Entrar em campo de botas
Temos vontade de acelerar o filme para ver logo o Bugre terminar de uma vez por todas sua passagem pela terceira divisão do Brasil. Gostaríamos de ter as mãos na massa para ajudar a empurrar o Guarani. Essa angústia do querer-fazer-e-não-poder-fazer explica a sensação da torcida de que o clube está um marasmo. Não está.
É um tédio esta entressafra até o começo da Série C, dia 6 de julho de 2008. Suponho que a rolagem do tempo seja menos angustiante para o pessoal que está trabalhando dentro do clube, pois há muito por se fazer. Estar do lado de fora é difícil. Friamente, porém, o ritmo do Bugre é bom.
Dois meses antes do início do torneio temos um novo comando de futebol a pleno vapor – Luciano Dias, o técnico, João Roberto Souza (Beto), o gerente, e João Roberto Secco, o diretor – e definido também pelo critério da aversão ao estardalhaço. Foi boa a providência de estabelecer para o diretor de futebol um papel mais silencioso, sem ti-ti-ti com a imprensa. Trouxemos um técnico sereno, jovem e com experiência naquilo que mais nos interessa: subir um degrau no caminho de volta. Veio também um gerente que, como se pode deduzir do nome do cargo, é o cara para fazer funcionar a logística do time. De início, ele foi confundido pela mídia e pela torcida como o encarregado de trazer craques bons e baratos. Não. Beto é o gerente da máquina interna. Só. O ideal é que ele fale pouco também, tal como o diretor. Ao técnico – este sim – cabe abrir mais a boca, pois é dele, em última instância, a palavra sobre cada uma das contratações, renovações e promoções dentro do elenco profissional. E sobre isso a torcida tem de ser muito bem informada, pois é dela a responsabilidade de inflar os ânimos da equipe.

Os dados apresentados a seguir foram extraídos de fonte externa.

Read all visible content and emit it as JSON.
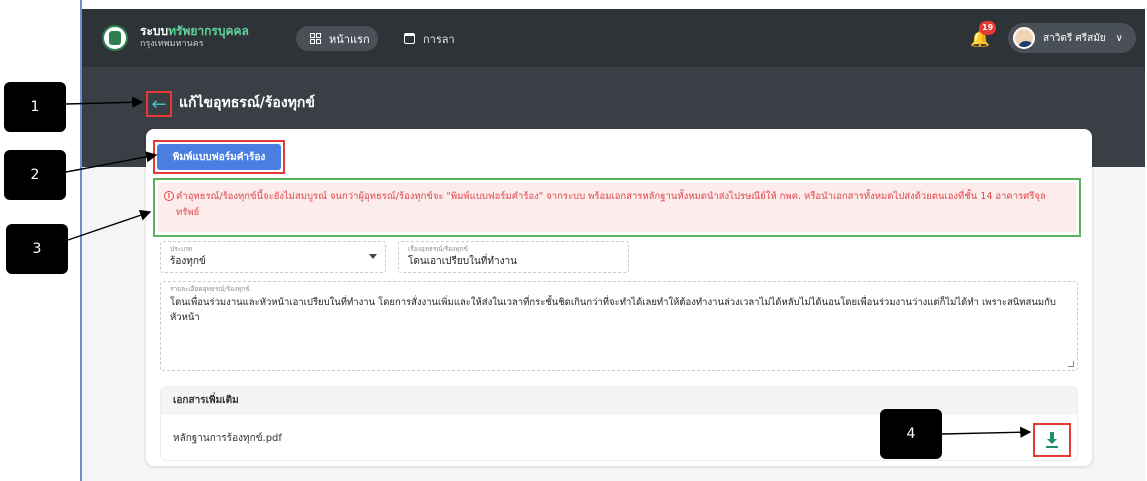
{
  "app": {
    "title_prefix": "ระบบ",
    "title_accent": "ทรัพยากรบุคคล",
    "subtitle": "กรุงเทพมหานคร"
  },
  "nav": {
    "home": "หน้าแรก",
    "leave": "การลา"
  },
  "notifications": {
    "count": "19"
  },
  "user": {
    "name": "สาวิตรี ศรีสมัย"
  },
  "page": {
    "title": "แก้ไขอุทธรณ์/ร้องทุกข์"
  },
  "form": {
    "print_button": "พิมพ์แบบฟอร์มคำร้อง",
    "warning": "คำอุทธรณ์/ร้องทุกข์นี้จะยังไม่สมบูรณ์ จนกว่าผู้อุทธรณ์/ร้องทุกข์จะ \"พิมพ์แบบฟอร์มคำร้อง\" จากระบบ พร้อมเอกสารหลักฐานทั้งหมดนำส่งไปรษณีย์ให้ กพค. หรือนำเอกสารทั้งหมดไปส่งด้วยตนเองที่ชั้น 14 อาคารศรีจุลทรัพย์",
    "type_label": "ประเภท",
    "type_value": "ร้องทุกข์",
    "subject_label": "เรื่องอุทธรณ์/ร้องทุกข์",
    "subject_value": "โดนเอาเปรียบในที่ทำงาน",
    "detail_label": "รายละเอียดอุทธรณ์/ร้องทุกข์",
    "detail_value": "โดนเพื่อนร่วมงานและหัวหน้าเอาเปรียบในที่ทำงาน โดยการสั่งงานเพิ่มและให้ส่งในเวลาที่กระชั้นชิดเกินกว่าที่จะทำได้เลยทำให้ต้องทำงานล่วงเวลาไม่ได้หลับไม่ได้นอนโดยเพื่อนร่วมงานว่างแต่ก็ไม่ได้ทำ เพราะสนิทสนมกับหัวหน้า"
  },
  "documents": {
    "heading": "เอกสารเพิ่มเติม",
    "file_name": "หลักฐานการร้องทุกข์.pdf"
  },
  "callouts": [
    "1",
    "2",
    "3",
    "4"
  ],
  "colors": {
    "topbar": "#2e3338",
    "accent_green": "#5fd39b",
    "print_button": "#4a7ee0",
    "warning_text": "#e0474c",
    "warning_bg": "#fdecec",
    "highlight_red": "#e53935",
    "highlight_green": "#57b35c",
    "download_icon": "#1e8e6e"
  }
}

A despeito da boataria típica da entressafra, até agora o Bugre tem sido capaz de segurar os melhores valores do elenco e já trouxe alguns novos com boas recomendações. Não será nenhum desastre, contudo, se o Guarani fizer negócio com os passes de Danilo Silva e/ou Xandão. Talvez essa seja a via para a entrada de algum capital de giro, indispensável na lubrificação geral da engenhoca. É bom sinal o fato de esses cobras não terem sido rifados na bacia das almas. Significa que a situação está sob controle – ainda que continue difícil – e prova que o clube não está sob um “arremedo de administração”. Pela mesma óptica deve-se enxergar a batida devagar-e-sempre do caso da venda do patrimônio em torno do Brinco de Ouro. Não se faz bons negócios às pressas...
O mesmo vale para a formação do novo time. Temos de recorrer às lições da disputa da A1 do Paulista de 2008 para não repetir os erros que quase liquidaram o Guarani na competição, com conseqüências horrorosas para o futuro. Naquela ocasião, o comando bugrino escorreu-se em lágimas para justificar a não contratação de Ronaldinho Gaúcho, Kaká, Deco e Cristiano Ronaldo. No período entre o final de 2007 e o começo de 2008, o técnico de então, Roberval Davino, e o diretor de futebol, José Carlos Hernandes, colocaram-se demasiado na defensiva sobre a qualidade dos jogadores. “É o que dá para ter”, diziam diante dos resultados que, antes de serem fracos, eram insuficientes para retirar a torcida do estado de pânico crônico imposto pelos anos de rebaixamentos sucessivos. Assim, o próprio comando cuspia em cima dos atletas para desviar o bombardeio da turba. Isso destruiu o time!
Obviamente, uma equipe pré-carimbada como de quinta categoria não vai render em campo. Não foi por acaso que o técnico contratado na metade do torneio para remediar a situação – Jair Picerni – teve como missão fundamental reconstituir o aspecto psicológico dos atletas. Antes de fazê-los jogar bom futebol, o que só viria a acontecer nas últimas rodadas, tratou-se de convencê-los de que eles não eram a porcaria que os antigos comandantes diziam ser. O Bugre não pode fazer isso de novo. Aliás, não pode fazer isso nunca mais!
Por mais magro que seja o orçamento do clube, não se pode tratar os profissionais como restolho da nação. A torcida também deve prestar muita atenção a isso! De nada adianta arrotar o passado de glórias do Guarani para se exigir um time com pedigree. A realidade é que vamos disputar a terceira divisão do futebol brasileiro e para que esta seja a última vez temos de entrar em campo de botas nos pés, sem mocassim de cromo alemão na cabeça.